10 thoughts on “Red Feather Lakes Dispersed Camping”

  1. The undeveloped camp sites are burned down and when it rains, it flows right off the land, flooding your site! Fires are banned and for good reason, it was heartbreaking to see “my meadow” burnt to a crisp!

    1. That is heartbreaking. I knew of the fire in the area, but haven’t been there in person to find out where the damage is. We plan to visit again shortly to provide an update, but if you could let everyone know exactly where you went, that would help out! Hopefully there are still some good spots in the area.

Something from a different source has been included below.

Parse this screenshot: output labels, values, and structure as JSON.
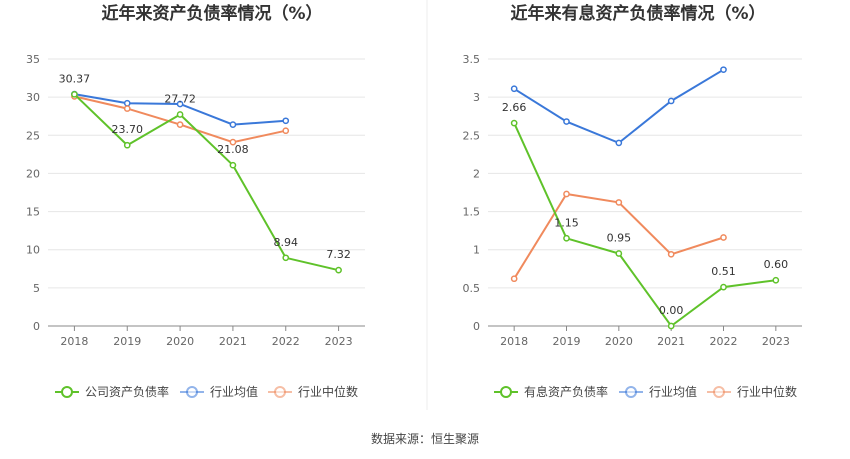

      And you’re absolutely right! Fire bans exist for a reason and everyone should abide by them. And even without a ban, everyone needs to take proper precautions! We’re releasing a camping guide very soon to help promote safe camping and fire responsibility.

    1. That’s going to depend heavily on what your tow rig is and how comfortable you are driving off-road. The area near Lost Lake was easy enough for some 2WD sedans to get to, so I’m sure some people are comfortable driving a rig like yours up to it. Or you could try the area to the southwest of the main campground area, which is easier to access from the main roads.

    2. michele strough

      We’ve gotten our 40 ft. 5th wheel on Manhattan Road offshoots pretty easily. Check to see if it is still closed due to last year’s fire. We haven’t gone up this year yet.

    3. Was up there today July 2021, it is mostly burned down! I was heartbroken! I have video and pictures of you are interested, we have camped here since 93 and I cried all the way home!

  2. Do you remember seeing any permanent fire rings at any of the dispersed sites in the area? I am wondering if with the current fire restrictions I am limited to developed campsites only.

    1. Yes, you can find some permanent (metal) fire rings in the area; there are definitely some along the Mount Margaret trail. Sorry for the delayed response, but hopefully you enjoyed your trip (with or without a campfire).